Epouvantail et réalité.―
Le Syndicat du naphte russe ne faisait pas partie de la collaboration financière
et l’URSS avait intérêt à torpiller toute entente occidentale conçue à
l’image du traité de Locarno, entente qui laisserait les mains libres à une
agression hitlérienne contre elle. Pour empêcher Hitler de s’emparer d’une
position stratégique qui obligerait la France à céder aux désirs allemands,
l’URSS combat l’expansion allemande. Pour sortir de son isolement
diplomatique, elle est dans l’obligation de soutenir un gouvernement
francophile en Espagne.
La
guerre révélatrice nous montrera que loin d’installer un gouvernement soviétique
en Espagne, l’URSS a misé, non sur les partis révolutionnaires, mais sur le
gouvernement libéral; qu’elle a fourni à ce gouvernement des armes qu’elle
a refusées aux milices; qu’à trois reprises elle a empêché Caballero de
prendre le pouvoir au nom de la Révolution.
Chacun
des deux pays, l’URSS et la France, a intérêt à détourner de ses seules
frontières le péril hitlérien, l’une en alimentant les frictions
franco-allemandes, l’autre en aiguisant les conflits germano-russes, auxquels
se greffe l’antagonisme nazi-communiste.
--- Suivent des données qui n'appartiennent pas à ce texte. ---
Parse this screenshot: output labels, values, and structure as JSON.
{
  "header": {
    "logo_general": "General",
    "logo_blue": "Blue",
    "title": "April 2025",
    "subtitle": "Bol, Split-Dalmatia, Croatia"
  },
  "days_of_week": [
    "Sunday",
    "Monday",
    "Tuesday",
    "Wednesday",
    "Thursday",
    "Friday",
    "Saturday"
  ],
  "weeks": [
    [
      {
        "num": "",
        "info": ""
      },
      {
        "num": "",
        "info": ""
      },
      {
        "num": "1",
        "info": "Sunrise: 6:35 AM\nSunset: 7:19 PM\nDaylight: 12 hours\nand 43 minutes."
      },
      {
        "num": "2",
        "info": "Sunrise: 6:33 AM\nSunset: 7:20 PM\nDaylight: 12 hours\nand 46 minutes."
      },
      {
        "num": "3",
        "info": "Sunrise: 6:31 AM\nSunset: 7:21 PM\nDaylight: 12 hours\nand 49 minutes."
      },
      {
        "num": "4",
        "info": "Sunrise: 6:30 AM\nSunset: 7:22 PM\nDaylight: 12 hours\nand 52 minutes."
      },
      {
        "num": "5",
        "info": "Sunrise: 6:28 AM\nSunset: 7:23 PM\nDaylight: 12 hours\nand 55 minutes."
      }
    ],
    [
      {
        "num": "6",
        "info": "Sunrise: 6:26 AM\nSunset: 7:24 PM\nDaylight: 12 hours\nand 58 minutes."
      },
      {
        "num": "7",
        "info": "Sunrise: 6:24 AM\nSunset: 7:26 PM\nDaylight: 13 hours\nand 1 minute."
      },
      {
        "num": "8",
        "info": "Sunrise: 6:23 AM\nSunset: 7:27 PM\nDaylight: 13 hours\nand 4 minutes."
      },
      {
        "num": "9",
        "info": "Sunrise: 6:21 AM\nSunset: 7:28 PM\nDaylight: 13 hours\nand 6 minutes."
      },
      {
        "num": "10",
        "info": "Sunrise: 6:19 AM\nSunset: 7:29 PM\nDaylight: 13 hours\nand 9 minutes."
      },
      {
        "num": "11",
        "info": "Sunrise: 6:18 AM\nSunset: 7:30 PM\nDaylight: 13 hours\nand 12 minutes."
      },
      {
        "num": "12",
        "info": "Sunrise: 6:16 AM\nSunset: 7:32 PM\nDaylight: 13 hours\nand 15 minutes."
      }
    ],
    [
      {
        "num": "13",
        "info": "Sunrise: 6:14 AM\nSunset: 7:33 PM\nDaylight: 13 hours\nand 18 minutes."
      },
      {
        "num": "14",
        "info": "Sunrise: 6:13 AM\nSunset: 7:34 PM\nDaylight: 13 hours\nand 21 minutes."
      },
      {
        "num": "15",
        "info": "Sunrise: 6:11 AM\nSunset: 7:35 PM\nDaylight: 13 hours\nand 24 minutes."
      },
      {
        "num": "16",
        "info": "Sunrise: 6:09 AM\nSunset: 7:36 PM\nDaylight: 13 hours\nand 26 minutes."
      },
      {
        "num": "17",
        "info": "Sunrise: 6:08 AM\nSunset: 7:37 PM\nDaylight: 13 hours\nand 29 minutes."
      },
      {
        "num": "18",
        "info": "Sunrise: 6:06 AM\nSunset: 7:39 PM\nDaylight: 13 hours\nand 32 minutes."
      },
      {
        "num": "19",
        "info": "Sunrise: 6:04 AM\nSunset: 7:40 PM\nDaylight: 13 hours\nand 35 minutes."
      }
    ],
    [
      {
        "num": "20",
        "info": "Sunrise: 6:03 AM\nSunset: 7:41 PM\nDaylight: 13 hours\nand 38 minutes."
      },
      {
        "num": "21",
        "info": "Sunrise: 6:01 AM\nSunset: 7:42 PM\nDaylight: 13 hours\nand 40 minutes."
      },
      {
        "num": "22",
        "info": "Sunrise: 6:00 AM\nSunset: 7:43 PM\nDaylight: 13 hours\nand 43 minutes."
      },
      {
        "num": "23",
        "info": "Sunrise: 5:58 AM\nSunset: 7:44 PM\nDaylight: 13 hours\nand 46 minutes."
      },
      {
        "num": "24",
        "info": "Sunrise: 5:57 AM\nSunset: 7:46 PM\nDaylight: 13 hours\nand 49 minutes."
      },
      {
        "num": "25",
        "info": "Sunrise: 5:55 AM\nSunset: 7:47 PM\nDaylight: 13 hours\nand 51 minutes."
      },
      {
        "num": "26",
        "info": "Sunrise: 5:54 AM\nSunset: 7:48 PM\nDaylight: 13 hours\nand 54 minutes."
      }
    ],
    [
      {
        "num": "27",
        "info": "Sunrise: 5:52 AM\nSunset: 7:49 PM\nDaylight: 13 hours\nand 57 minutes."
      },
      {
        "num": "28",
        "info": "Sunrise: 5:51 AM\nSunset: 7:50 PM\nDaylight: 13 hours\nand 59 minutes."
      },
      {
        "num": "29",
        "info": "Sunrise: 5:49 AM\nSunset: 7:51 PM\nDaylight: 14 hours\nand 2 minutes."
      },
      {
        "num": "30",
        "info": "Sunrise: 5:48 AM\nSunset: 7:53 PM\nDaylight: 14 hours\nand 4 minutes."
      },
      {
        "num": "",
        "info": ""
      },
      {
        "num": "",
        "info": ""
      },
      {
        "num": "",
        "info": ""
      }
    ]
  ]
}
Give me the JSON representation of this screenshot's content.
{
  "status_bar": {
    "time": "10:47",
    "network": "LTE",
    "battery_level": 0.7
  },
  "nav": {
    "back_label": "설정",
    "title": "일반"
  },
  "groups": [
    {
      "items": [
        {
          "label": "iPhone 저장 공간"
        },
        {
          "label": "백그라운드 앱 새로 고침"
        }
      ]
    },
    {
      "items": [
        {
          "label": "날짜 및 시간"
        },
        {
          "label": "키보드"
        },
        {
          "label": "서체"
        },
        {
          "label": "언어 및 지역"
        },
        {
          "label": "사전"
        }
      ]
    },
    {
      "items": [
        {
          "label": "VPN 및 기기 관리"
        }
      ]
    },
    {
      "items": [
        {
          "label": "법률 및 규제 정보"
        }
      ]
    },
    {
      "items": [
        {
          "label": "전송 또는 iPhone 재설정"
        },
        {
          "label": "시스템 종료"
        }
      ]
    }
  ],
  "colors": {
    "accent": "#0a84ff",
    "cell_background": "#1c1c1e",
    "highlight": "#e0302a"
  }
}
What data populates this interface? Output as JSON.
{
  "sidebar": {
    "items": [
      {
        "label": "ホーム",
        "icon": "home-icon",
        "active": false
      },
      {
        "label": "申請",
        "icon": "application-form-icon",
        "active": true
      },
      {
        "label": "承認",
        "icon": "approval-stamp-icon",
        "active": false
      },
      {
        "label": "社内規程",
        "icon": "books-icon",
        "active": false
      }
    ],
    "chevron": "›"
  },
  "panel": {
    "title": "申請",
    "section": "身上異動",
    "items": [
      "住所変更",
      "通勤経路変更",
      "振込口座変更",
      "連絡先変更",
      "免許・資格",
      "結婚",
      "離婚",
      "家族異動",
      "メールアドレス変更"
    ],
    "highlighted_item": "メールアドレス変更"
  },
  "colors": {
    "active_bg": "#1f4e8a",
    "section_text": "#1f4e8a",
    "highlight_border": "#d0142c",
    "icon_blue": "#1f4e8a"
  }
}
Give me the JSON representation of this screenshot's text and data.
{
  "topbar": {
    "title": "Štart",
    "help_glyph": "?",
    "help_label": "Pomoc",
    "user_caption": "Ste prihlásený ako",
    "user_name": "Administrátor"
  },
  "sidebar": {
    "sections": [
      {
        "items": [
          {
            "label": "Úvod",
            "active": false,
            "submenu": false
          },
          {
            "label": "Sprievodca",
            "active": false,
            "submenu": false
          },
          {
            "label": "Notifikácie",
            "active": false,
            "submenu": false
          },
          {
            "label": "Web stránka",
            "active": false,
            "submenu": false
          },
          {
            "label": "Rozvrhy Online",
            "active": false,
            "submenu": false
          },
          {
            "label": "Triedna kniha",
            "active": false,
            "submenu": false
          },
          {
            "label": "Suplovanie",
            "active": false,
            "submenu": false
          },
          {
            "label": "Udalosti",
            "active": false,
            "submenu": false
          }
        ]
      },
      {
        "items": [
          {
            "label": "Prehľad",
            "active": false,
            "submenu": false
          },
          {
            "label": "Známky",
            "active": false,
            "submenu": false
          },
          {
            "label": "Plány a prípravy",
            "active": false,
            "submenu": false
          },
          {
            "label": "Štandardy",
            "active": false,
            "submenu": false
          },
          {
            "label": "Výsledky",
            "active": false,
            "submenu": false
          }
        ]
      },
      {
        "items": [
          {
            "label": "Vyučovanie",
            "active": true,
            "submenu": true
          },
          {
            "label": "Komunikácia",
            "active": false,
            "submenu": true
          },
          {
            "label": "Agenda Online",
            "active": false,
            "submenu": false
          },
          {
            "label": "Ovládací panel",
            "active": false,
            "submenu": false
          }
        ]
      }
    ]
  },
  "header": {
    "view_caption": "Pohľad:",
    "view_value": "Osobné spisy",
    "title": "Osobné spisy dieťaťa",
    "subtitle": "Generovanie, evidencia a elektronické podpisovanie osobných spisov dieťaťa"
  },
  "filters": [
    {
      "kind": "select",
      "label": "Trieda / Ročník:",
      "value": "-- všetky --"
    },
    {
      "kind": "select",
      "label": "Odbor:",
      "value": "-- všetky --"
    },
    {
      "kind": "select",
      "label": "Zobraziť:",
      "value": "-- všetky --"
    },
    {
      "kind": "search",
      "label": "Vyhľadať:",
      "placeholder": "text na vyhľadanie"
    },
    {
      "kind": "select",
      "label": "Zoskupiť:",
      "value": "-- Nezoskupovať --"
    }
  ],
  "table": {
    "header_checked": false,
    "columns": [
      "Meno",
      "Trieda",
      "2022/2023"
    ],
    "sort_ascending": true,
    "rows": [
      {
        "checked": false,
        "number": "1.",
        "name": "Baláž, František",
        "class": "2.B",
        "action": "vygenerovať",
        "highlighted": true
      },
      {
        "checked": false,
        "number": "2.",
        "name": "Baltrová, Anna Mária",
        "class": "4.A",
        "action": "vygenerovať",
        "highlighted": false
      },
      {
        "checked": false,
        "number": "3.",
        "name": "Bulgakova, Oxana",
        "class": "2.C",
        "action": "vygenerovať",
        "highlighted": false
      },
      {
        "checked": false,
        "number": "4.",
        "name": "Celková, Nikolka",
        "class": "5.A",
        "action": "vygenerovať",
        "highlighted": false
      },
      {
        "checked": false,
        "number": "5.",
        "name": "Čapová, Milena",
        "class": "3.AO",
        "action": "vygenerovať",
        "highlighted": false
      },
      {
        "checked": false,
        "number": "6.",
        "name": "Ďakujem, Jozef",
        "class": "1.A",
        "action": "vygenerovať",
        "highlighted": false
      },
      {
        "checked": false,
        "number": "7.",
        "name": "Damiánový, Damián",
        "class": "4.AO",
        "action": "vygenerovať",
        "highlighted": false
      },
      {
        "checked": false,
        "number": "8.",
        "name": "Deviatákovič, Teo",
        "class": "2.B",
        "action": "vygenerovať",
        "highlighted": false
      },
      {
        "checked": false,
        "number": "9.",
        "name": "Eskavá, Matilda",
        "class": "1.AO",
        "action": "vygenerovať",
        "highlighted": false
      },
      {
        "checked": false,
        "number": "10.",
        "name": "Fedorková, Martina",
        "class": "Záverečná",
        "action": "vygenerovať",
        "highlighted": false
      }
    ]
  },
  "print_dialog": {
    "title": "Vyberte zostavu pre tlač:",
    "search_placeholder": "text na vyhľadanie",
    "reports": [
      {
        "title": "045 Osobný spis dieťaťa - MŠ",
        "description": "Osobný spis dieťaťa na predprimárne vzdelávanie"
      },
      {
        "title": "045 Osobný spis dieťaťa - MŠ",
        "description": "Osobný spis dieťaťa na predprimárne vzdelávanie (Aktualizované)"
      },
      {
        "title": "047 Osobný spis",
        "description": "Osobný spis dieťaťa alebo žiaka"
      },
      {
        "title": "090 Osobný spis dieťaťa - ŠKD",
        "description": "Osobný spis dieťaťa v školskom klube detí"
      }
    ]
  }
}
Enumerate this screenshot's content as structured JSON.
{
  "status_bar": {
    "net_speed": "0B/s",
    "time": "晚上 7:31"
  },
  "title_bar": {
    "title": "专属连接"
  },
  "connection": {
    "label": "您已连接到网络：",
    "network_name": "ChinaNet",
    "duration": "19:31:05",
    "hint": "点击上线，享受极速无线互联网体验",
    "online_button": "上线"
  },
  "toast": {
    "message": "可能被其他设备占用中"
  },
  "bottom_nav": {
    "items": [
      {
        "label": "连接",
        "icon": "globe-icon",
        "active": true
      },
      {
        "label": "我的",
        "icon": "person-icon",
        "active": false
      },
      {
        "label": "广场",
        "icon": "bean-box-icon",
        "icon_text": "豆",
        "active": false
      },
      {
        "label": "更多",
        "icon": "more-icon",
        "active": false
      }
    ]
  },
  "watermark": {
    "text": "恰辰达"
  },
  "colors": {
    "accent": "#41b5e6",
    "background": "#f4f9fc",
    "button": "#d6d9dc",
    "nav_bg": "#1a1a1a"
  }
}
Ce ne sont pas le communisme et le
fascisme qui se battent en Espagne, mais la Russie et l’Allemagne... ce qui
tout de même, n’est pas la même chose.
On
voit combien l’Espagne était loin d’une guerre «idéologique», mais le
public français a été dupe d’une propagande habile qui agite lé spectre
d’une croisade destinée à épouvanter les philistins.